Have you ever seen the Charles Grodin-Robert De Niro movie “Midnight Run,” in which De Niro is a rough-and-tumble ex-cop bounty hunter hired to catch Grodin, a fastidious accountant with a heart of gold who stole from the mob, gave the money to the poor, went into hiding, and evaded a long line of successive goombahs hired to catch him, until the anti-goombah, De Niro, agreed to take the case? (They both win in the end, when Grodin forces De Niro to discover his own heart of gold and reveals that he didn’t give all of the money to the poor.) It’s a pretty great flick. Great after a fashion, anyway: the fashion of the buddy flick/road-trip movie, this one from the late eighties. Sure, there are other, better, artier, earlier examples of the genre (notably the Road to… series of seven films in which Bob Hope and Bing Crosby are a mismatched pair who have zany adventures), but “Midnight Run” is the one I have chosen to illustrate the current cross-country flight of two Scribner authors whose novels just came out in paperback. They—David Goodwillie and Aryn Kyle—both evidently wanting to mark the paperback releases of their books (Goodwillie’s “American Subversive” and Kyle’s “Boys and Girls Like You and Me”) in some grander fashion than is usually afforded the author of literary fiction (a smattering of poorly attended readings in malls, nights spent alone in Holiday Inns Express, if that is the correct pluralization)—decided to do it up in style: they threw a big sendoff party in NYC, and then they headed west.

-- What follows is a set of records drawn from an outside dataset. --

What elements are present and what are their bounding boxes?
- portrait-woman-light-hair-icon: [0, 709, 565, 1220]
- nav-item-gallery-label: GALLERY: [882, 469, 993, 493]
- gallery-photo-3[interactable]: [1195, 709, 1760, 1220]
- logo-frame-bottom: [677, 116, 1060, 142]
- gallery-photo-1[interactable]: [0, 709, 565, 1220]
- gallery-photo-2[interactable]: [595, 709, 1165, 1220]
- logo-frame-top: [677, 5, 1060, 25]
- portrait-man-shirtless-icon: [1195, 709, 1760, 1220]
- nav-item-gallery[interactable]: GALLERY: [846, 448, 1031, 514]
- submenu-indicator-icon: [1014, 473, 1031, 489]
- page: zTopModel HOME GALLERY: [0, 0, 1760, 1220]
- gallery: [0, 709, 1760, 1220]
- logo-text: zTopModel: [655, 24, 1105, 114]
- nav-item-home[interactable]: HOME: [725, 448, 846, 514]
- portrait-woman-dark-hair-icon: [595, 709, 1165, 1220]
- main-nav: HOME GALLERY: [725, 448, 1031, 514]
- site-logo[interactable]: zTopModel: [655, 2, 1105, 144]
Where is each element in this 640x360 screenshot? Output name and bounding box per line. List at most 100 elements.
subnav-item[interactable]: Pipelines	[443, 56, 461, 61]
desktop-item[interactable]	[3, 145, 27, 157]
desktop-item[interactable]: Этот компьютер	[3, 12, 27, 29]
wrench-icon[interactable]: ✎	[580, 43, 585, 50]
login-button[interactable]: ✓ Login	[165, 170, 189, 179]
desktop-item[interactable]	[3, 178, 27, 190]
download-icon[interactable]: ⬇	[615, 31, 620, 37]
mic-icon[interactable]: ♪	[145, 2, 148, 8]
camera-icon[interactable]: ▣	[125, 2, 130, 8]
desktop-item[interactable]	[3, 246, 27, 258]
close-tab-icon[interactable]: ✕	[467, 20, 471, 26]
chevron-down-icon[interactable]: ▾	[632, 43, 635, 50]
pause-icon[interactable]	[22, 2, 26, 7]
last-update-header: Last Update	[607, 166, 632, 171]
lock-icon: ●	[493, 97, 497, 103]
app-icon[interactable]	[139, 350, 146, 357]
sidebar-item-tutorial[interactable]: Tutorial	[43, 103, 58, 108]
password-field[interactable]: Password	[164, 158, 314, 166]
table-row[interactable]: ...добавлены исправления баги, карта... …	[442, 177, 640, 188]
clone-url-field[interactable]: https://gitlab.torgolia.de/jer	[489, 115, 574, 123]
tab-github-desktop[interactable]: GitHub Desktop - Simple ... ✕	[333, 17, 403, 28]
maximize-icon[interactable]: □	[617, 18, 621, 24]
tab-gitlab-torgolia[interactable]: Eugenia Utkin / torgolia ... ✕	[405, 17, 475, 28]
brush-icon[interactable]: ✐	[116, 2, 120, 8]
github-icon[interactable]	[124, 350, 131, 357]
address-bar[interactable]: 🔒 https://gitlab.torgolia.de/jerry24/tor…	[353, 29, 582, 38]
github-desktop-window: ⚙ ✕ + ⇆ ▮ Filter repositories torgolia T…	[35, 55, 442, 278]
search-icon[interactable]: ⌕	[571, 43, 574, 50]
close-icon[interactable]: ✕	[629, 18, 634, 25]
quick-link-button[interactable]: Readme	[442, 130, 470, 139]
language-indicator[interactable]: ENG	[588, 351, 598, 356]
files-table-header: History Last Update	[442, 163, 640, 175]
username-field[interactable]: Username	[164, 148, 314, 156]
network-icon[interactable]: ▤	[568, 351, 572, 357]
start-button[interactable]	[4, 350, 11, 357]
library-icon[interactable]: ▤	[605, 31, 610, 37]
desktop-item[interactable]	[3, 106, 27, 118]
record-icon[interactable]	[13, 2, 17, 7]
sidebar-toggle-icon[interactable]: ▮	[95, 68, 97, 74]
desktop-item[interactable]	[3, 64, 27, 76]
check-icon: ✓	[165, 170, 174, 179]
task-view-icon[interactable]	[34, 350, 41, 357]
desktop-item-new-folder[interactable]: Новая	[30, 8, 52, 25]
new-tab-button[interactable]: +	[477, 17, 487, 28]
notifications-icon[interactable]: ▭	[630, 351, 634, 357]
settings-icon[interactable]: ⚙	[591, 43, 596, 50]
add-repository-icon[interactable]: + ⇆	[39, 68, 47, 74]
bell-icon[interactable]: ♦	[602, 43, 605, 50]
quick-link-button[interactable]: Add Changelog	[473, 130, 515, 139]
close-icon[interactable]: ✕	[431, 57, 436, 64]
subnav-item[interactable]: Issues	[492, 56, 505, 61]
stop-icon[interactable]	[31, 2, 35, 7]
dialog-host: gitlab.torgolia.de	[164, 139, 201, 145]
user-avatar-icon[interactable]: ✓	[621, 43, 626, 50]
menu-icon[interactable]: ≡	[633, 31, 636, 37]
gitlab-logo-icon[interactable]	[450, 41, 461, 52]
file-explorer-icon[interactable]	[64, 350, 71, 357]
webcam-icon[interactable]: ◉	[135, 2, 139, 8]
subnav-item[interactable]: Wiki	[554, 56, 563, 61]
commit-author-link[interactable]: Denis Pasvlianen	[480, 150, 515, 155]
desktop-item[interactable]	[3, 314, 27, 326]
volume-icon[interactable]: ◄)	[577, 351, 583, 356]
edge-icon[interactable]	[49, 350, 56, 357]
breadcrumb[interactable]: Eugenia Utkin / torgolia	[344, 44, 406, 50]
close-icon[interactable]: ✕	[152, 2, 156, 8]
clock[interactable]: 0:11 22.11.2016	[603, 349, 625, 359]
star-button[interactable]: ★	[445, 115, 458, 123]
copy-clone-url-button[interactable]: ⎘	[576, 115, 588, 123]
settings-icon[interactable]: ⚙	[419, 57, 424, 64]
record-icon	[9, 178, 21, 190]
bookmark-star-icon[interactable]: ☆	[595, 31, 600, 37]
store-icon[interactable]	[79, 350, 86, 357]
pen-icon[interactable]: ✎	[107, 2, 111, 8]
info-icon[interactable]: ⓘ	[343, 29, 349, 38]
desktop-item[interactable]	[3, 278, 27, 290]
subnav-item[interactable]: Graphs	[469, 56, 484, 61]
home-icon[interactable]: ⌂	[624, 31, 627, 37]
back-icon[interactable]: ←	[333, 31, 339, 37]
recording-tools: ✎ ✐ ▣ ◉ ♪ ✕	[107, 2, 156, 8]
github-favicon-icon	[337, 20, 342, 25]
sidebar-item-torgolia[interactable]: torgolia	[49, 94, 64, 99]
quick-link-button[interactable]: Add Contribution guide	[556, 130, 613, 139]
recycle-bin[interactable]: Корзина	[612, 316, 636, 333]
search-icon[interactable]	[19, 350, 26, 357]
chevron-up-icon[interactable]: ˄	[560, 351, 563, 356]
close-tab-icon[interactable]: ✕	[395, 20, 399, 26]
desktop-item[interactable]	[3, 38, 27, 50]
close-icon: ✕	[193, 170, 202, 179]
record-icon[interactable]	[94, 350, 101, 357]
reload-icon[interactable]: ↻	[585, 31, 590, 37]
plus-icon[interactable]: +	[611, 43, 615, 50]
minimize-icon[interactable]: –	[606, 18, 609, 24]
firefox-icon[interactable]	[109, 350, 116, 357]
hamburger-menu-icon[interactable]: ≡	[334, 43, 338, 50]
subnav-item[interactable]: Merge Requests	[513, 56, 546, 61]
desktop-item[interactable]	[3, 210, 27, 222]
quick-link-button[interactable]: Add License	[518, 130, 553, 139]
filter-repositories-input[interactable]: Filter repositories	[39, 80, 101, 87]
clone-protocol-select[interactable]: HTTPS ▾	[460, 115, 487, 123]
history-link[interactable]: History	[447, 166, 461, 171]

[#image: /photos/590953c8c14b3c606c1042be]Their adventure is playing itself out on smaller screens than “Midnight Run” originally did, but it packs no less a punch: Goodwillie tweets, Kyle Tumbles, and dramatis personae emerge. As Kyle writes on her blog: “It’s a match made in Blog Heaven: We agree on almost nothing, but we photograph very well together.” Act I, Scene II from April 21st ilustrates:

On Sexuality and Hairstyles

Goodwillie: Your hair looks nice today—it’s really straight.
Me: That’s funny, men always compliment my hair when it’s straight, and women always compliment it when it’s curly.
Goodwillie: Well, are you a lesbian or not?
Me: Not.
Goodwillie: Then straighten that shit out.

Oh, come on. It’s funny. But in all seriousness, I really like what Goodwillie and Kyle have done: they’ve taken something that has become, due to the decline of bookstores and publishing budgets, a bit pathetic, and turned it, via friendship and social media, into something fun and cool. Or, vis-à-vis “Midnight Run,” the mob is the usual lameness of the book tour, which the clever protagonists are outrunning. See? Also, Goodwillie once wrote an exposé of the mob’s activities in New York’s Garment District.

To wrap it all up, the authors will hold a final reading back in the city this Thursday, the 28th—it’s at Book Court, in Brooklyn, at 7 P.M. Banter expected.